TALLAHASSEE — Penny-pinching Floridians aren't playing the lottery as much as expected and that's bad news for state legislators trying to minimize school budget cuts next year.
Lackluster ticket sales have prompted state economists to reduce their projection for this year's sales by $47-million. They also scaled back projections for the next two years by $159-million.
"The news just gets better and better, huh?" said a wry Rep. Ray Sansom, R-Destin, the House budget chairman.
The lower predictions complicate an already dismal budget outlook in Tallahassee.
Lawmakers, already grappling with a drop in state tax collections, must finalize a 2008-09 state budget over the next three weeks. And they're already planning to cut school spending for the first time in decades. The new forecast could mean deeper cuts. Lottery dollars account for about 5 percent of the state's education spending.
The state Revenue Estimating Conference, economists who work for the Legislature and governor, placed the blame for slower ticket sales on the economy, writing, "Pressure is being placed on the discretionary spending dollar of consumers."

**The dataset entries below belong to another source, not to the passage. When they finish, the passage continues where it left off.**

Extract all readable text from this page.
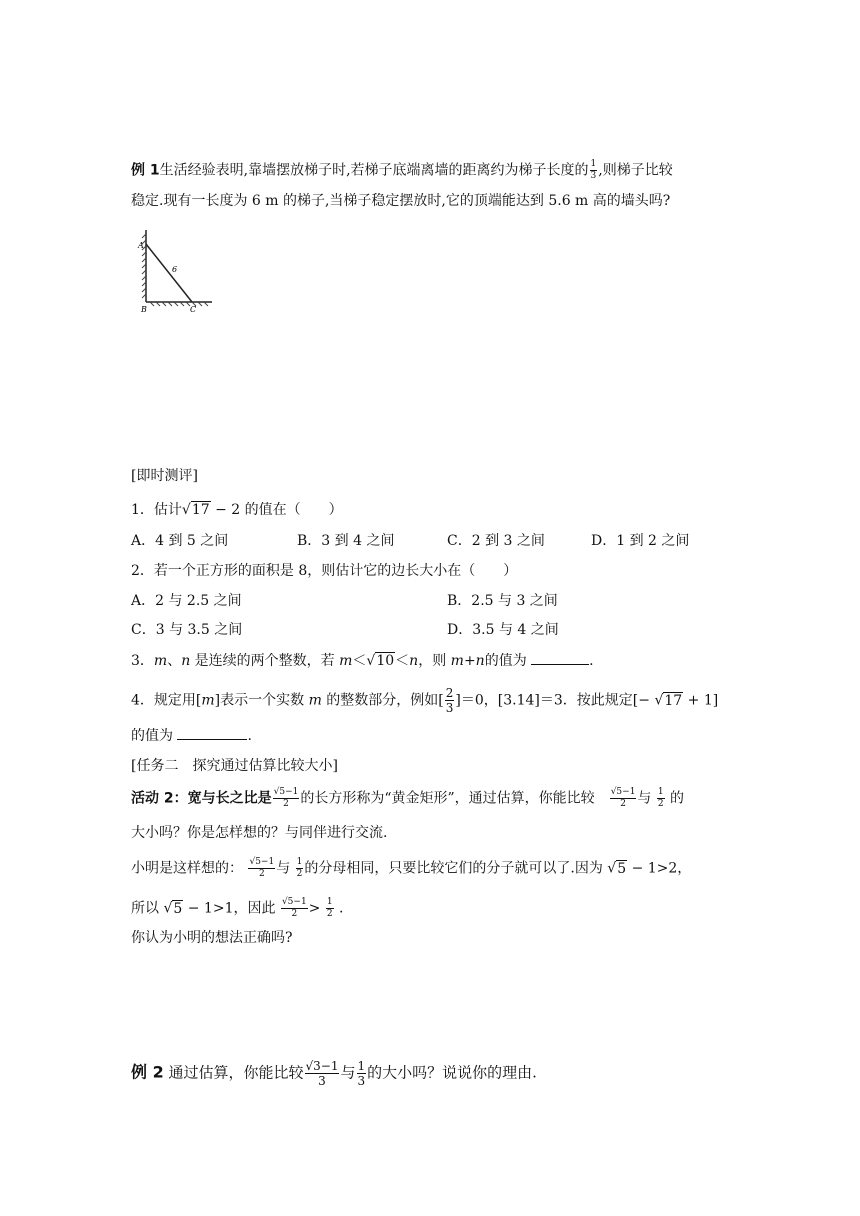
例 1生活经验表明,靠墙摆放梯子时,若梯子底端离墙的距离约为梯子长度的 $\frac{1}{3}$ ,则梯子比较
稳定.现有一长度为 6 m 的梯子,当梯子稳定摆放时,它的顶端能达到 5.6 m 高的墙头吗?
A
6
B	C
[即时测评]
1．估计√17 − 2 的值在（　　）
A．4 到 5 之间	B．3 到 4 之间	C．2 到 3 之间	D．1 到 2 之间
2．若一个正方形的面积是 8，则估计它的边长大小在（　　）
A．2 与 2.5 之间	B．2.5 与 3 之间
C．3 与 3.5 之间	D．3.5 与 4 之间
3．m、n 是连续的两个整数，若 m＜√10＜n，则 m+n的值为	.
4．规定用[m]表示一个实数 m 的整数部分，例如[ $\frac{2}{3} ]=0$，[3.14]＝3．按此规定[− √17 + 1]
的值为	.
[任务二　探究通过估算比较大小]
活动 2：宽与长之比是 $\frac{√5-1}{2}$ 的长方形称为“黄金矩形”，通过估算，你能比较　 $\frac{√5-1}{2}$ 与 $\frac{1}{2}$ 的
大小吗？你是怎样想的？与同伴进行交流.
小明是这样想的： $\frac{√5-1}{2}$ 与 $\frac{1}{2}$ 的分母相同，只要比较它们的分子就可以了.因为 √5 − 1>2，
所以 √5 − 1>1，因此 $\frac{√5-1}{2} > \frac{1}{2}$ .
你认为小明的想法正确吗?
例 2 通过估算，你能比较 $\frac{√3-1}{3}$ 与 $\frac{1}{3}$ 的大小吗？说说你的理由.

They also said the recent addition of lottery enhancements isn't bringing in the cash that might be expected because they "were introduced at approximately the same time, in the current unfavorable economic environment."
For example, the lottery's new $30 ticket game, which offers bettors more chances to win bigger prizes has been offset by reduced sales of existing $20 tickets.

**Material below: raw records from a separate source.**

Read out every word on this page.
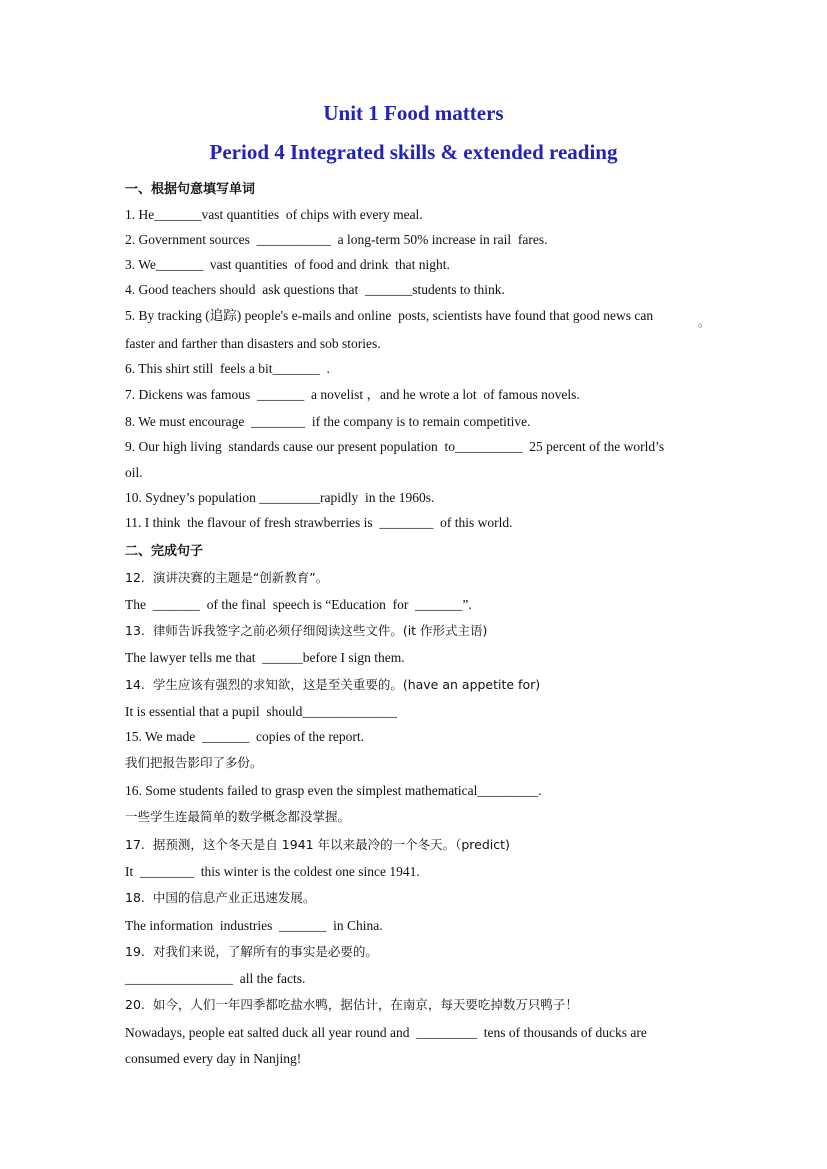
Unit 1 Food matters
Period 4 Integrated skills & extended reading
一、根据句意填写单词
1. He_______vast quantities  of chips with every meal.
2. Government sources  ___________  a long-term 50% increase in rail  fares.
3. We_______  vast quantities  of food and drink  that night.
4. Good teachers should  ask questions that  _______students to think.
5. By tracking (追踪) people's e-mails and online  posts, scientists have found that good news can
faster and farther than disasters and sob stories.
6. This shirt still  feels a bit_______  .
7. Dickens was famous  _______  a novelist ，and he wrote a lot  of famous novels.
8. We must encourage  ________  if the company is to remain competitive.
9. Our high living  standards cause our present population  to__________  25 percent of the world’s
oil.
10. Sydney’s population _________rapidly  in the 1960s.
11. I think  the flavour of fresh strawberries is  ________  of this world.
。
二、完成句子
12.  演讲决赛的主题是“创新教育”。
The  _______  of the final  speech is “Education  for  _______”.
13.  律师告诉我签字之前必须仔细阅读这些文件。(it 作形式主语)
The lawyer tells me that  ______before I sign them.
14.  学生应该有强烈的求知欲，这是至关重要的。(have an appetite for)
It is essential that a pupil  should______________
15. We made  _______  copies of the report.
我们把报告影印了多份。
16. Some students failed to grasp even the simplest mathematical_________.
一些学生连最简单的数学概念都没掌握。
17.  据预测，这个冬天是自 1941 年以来最冷的一个冬天。（predict)
It  ________  this winter is the coldest one since 1941.
18.  中国的信息产业正迅速发展。
The information  industries  _______  in China.
19.  对我们来说，了解所有的事实是必要的。
________________  all the facts.
20.  如今，人们一年四季都吃盐水鸭，据估计，在南京，每天要吃掉数万只鸭子！
Nowadays, people eat salted duck all year round and  _________  tens of thousands of ducks are
consumed every day in Nanjing!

Lottery sales are still expected to grow from this year's $1.28-billion. But sales are now projected to grow just 3 percent to $1.32-billion in 2008-09; and 2 percent to $1.35-billion in 2009-10. Gov. Charlie Crist, among others, had hoped for more money to help cope in the tight fiscal times.
Sansom and other House leaders oppose expansion of gambling and say that the slow growth in the lottery is proof that balancing the budget on bettors' habits is unwise.
"Gambling is a stagnant source of revenue. We've always known that," said House Speaker Marco Rubio, R-West Miami. "You build the government with gambling, but gambling's revenues don't nearly grow as fast as your economy."
The House budget approved on a 72-41 vote Thursday relies on lottery money for a range of programs, from school recognition grants to class size reduction and Bright Futures scholarships.
Rep. Joe Pickens, R-Palatka, said lawmakers won't tamper with the $400-million set aside for Bright Futures, "but we use lottery across the board in K-12 and higher education, so we're going to be looking at reductions."
The Senate budget approved Wednesday calls for plugging most of a $185-million cut in higher education with additional lottery revenues. That, plus a proposed 6 percent tuition hike, would allow universities and community colleges to squeak by with negligible budget cuts of less than 2 percent.
Without all that lottery money, senators would have to cut a little deeper or search for another source of replacement revenue in the worst budget year in decades. But in a $65-billion-plus budget, the amounts are comparatively small.
"It's going to make us readjust some, but I don't think it will be terrible," said Sen. Evelyn Lynn, R-Ormond Beach, chair of the higher education budget committee and likely a lead negotiator in the forthcoming budget conference. "I live and hope that in conference something magical will happen."